After the various agricultural stages, Turgot examines the commercial stage characterized by market relations; that is, by the value relations between goods and money (ibid., §XXXI-LXVIII). When members of commercial society receive more money than they spend for the satisfaction of their needs, and can spare this extra money, they transform a part of their revenue into capital. With this clear definition Turgot offers a simple explanation of the formation of capital, instead of the physiocratic one which is grounded on imperfections in the competition between farmers and landlords; furthermore, saving is no longer associated with hoarding; that is, a diminution in the circulation. According to his stage theory of progress (Fontaine, 1992), Turgot explains how wealthy people can earn a living out of land or out of money; this means that any amount of accumulated wealth is equivalent to land whenever the revenue that the owner obtains at the end of the period is equal (ibid., §LVIII). How is profit explained? Like any entrepreneur investing capital, the farmer waits for three different elements, apart from the return of the value of the initial capital:

firstly, a profit equal to the revenue they would be able to acquire with their capital without any labour; secondly, the wages and the price of their labour, of their risk and their industry; thirdly, the wherewithal to replace annually the wear and tear of their property. (ibid., §LXII)

Thus profit is different from wages, since it is a revenue associated with the possession and the investment of capital, and has nothing to do with the revenue of labor.
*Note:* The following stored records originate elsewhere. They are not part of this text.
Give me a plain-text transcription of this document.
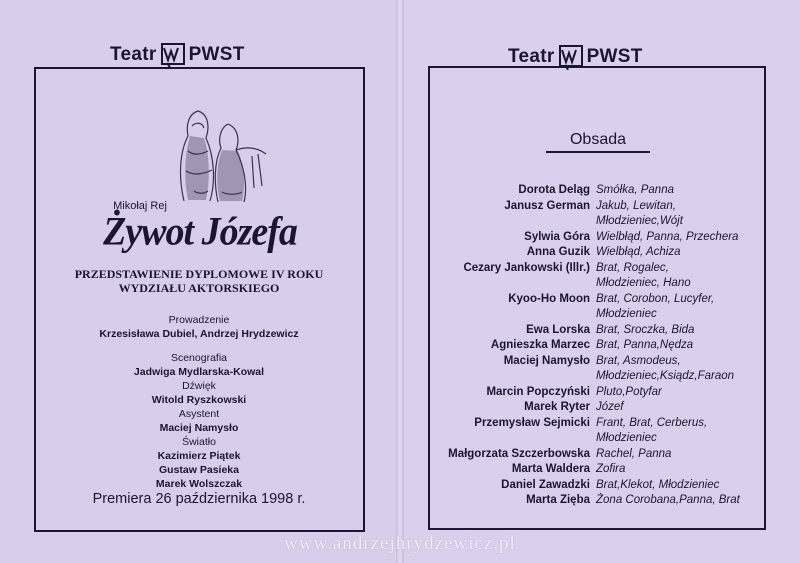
Teatr PWST
Mikołaj Rej
Żywot Józefa
PRZEDSTAWIENIE DYPLOMOWE IV ROKU
WYDZIAŁU AKTORSKIEGO
Prowadzenie
Krzesisława Dubiel, Andrzej Hrydzewicz
Scenografia
Jadwiga Mydlarska-Kowal
Dźwięk
Witold Ryszkowski
Asystent
Maciej Namysło
Światło
Kazimierz Piątek
Gustaw Pasieka
Marek Wolszczak
Premiera 26 października 1998 r.
Teatr PWST
Obsada
Dorota Deląg
Janusz German
Sylwia Góra
Anna Guzik
Cezary Jankowski (Illr.)
Kyoo-Ho Moon
Ewa Lorska
Agnieszka Marzec
Maciej Namysło
Marcin Popczyński
Marek Ryter
Przemysław Sejmicki
Małgorzata Szczerbowska
Marta Waldera
Daniel Zawadzki
Marta Zięba
Smółka, Panna
Jakub, Lewitan,
Młodzieniec,Wójt
Wielbłąd, Panna, Przechera
Wielbłąd, Achiza
Brat, Rogalec,
Młodzieniec, Hano
Brat, Corobon, Lucyfer,
Młodzieniec
Brat, Sroczka, Bida
Brat, Panna,Nędza
Brat, Asmodeus,
Młodzieniec,Ksiądz,Faraon
Pluto,Potyfar
Józef
Frant, Brat, Cerberus,
Młodzieniec
Rachel, Panna
Zofira
Brat,Klekot, Młodzieniec
Żona Corobana,Panna, Brat
www.andrzejhrydzewicz.pl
As far as rent and profit are concerned, Turgot explains that profit is a necessary part of the fundamental price, which means that profit does not belong to the net product; as in the Ricardian approach, rent becomes a residual category:

the surplus serves the farmer to pay the proprietor for the permission he has given to use his field for establishing his enterprise. This is the price of the lease, the revenue of the proprietor, the net product... and the profits of every kind due to him who made the advances cannot be regarded as a revenue, but only as the return of the expenses of cultivation, considering that if the cultivator did not get them back, he would be loath to risk his wealth and trouble in cultivating the field of another. (ibid., §LXII)

Turgot generalizes his approach to any form of investment, from land to money-lending, and explains that there exists a stable hierarchy of rates of return associated with the risk and the trouble assumed. These rates are in mutual relation, through a process of allocation of resources among the different investment opportunities and the basic mechanism of competition and economic equilibrium:

The different uses of the capitals produce, therefore, very unequal products; but this inequality does not prevent them from having a reciprocal influence on each other, nor for establishing a kind of equilibrium amongst themselves. (ibid., §LXXXVII)

In his paper on the interest rate, Quesnay had made a distinction between merchants and the rest of the population: while the former could lend at a rate that was freely determined by market forces, the rate of interest for the latter should be legally maintained below the rate of rent, in such a way as to make investment in land more attractive than financial activities. Turgot did not endorse such an approach: freely determined by the market forces, the rate of interest is inferior to the rate of profit in manufacture or agriculture because the risk and trouble assumed are less important; and there is no need for state intervention. A low interest rate is a clear indication that capital is abundant in a nation, and that entrepreneurs can expand their businesses since they can easily borrow the capital they need.